Liz Benz still believes the distressed caller’s voice was her son’s — the tone, enunciation and cadence all matched her 16-year-old.
But it was an AI clone, making the mother yet another victim of a growing wave of impersonation scams in the United States.
Rapidly evolving artificial intelligence technology has demolished the boundaries between reality and fiction, handing cybercriminals strikingly convincing voice cloning tools to steal from people by mimicking loved ones.
Benz, who’s located in Buffalo, a city in New York, was jolted from her couch by a call from an unknown number. On the line was someone sounding like her son Fred, crying for help.

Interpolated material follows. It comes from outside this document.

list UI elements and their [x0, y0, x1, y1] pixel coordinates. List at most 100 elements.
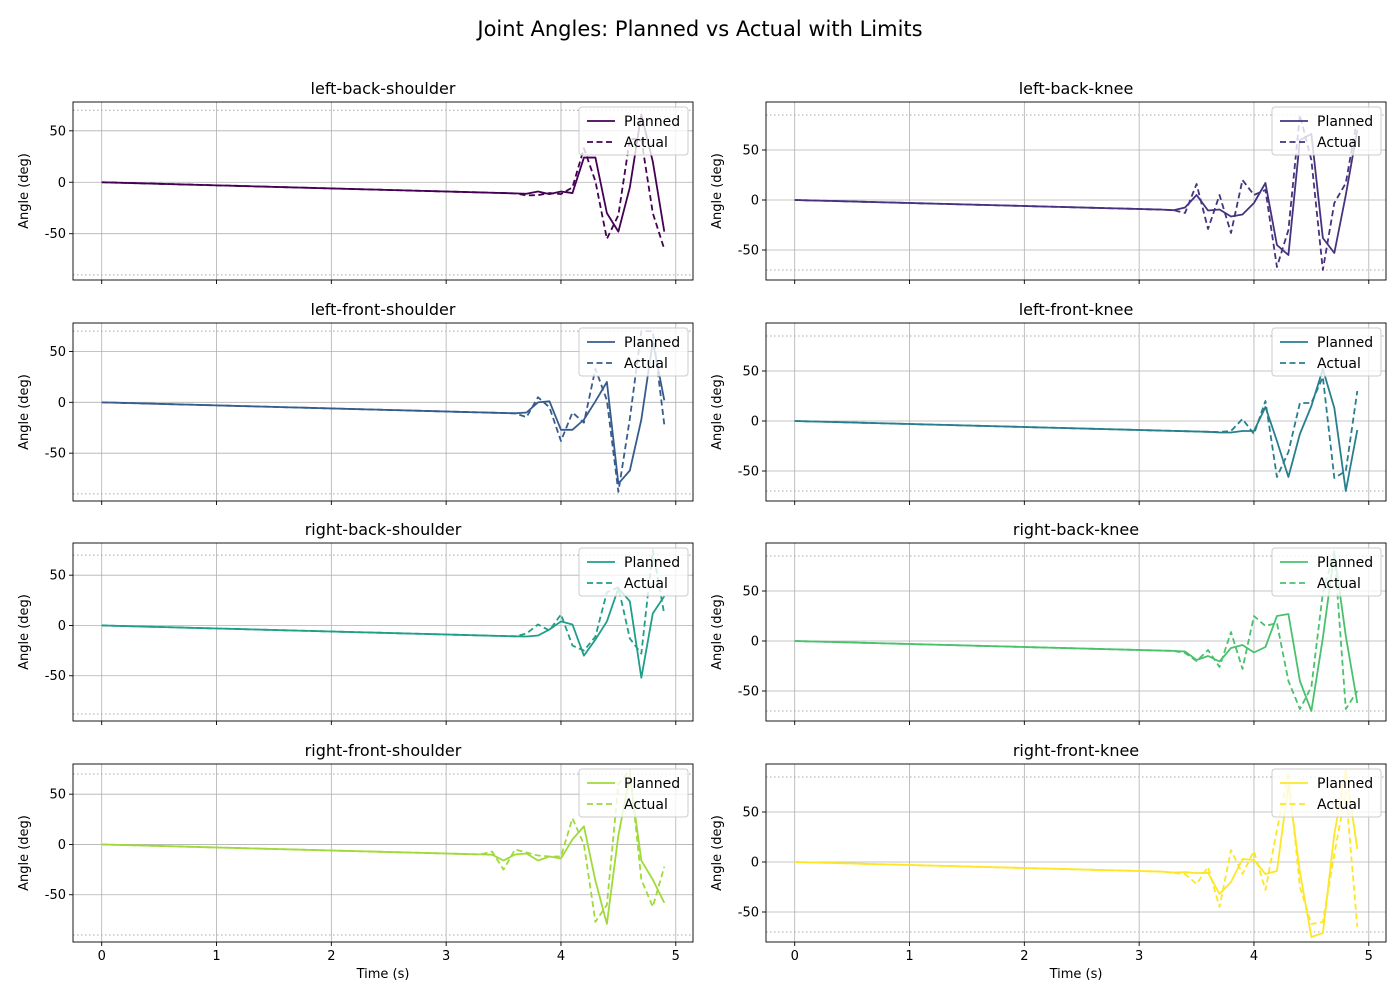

She was told Fred’s friend had been shot and killed, and her son — who was out at a local football game — was being held hostage.
The 46-year-old insurance broker and mother of six was instructed to deliver cash to a nearby Walmart to pay off the man holding him.
Eventually, a selfie from Fred smiling at the game returned her to reality: the call, she realized, was an elaborate scam.
“Nothing could have convinced me that this was a scam until I saw my son with my own eyes,” Benz said, her voice trembling. “It was a good 20 minutes of terror.”
US authorities and consumer advocates are increasingly warning of scams built around impersonating family members.
The FBI said US people over the age of 60 lost more than $7.7 billion to scams last year, a significant jump over 2024.
In April, US people lost over $893 million last year to AI-enabled hoaxes, including voice cloning scams, the FBI said.
Simple internet searches can surface a wide array of voice cloning apps, many available for free, that create realistic AI replicas using small samples — sometimes only seconds — of a person’s real voice.
“It used to be somewhat hard to make these things. Now anyone can do it in seconds,” said Brian Long, chief executive of Adaptive Security, a company offering training on AI fraud protection.
Since taking her story public, Benz said she has received a flood of messages from other victims, many of whom opt to stay anonymous because of the shame attached.
Elderly people are particularly vulnerable, with experts warning of rising cases of “grandparent scams”.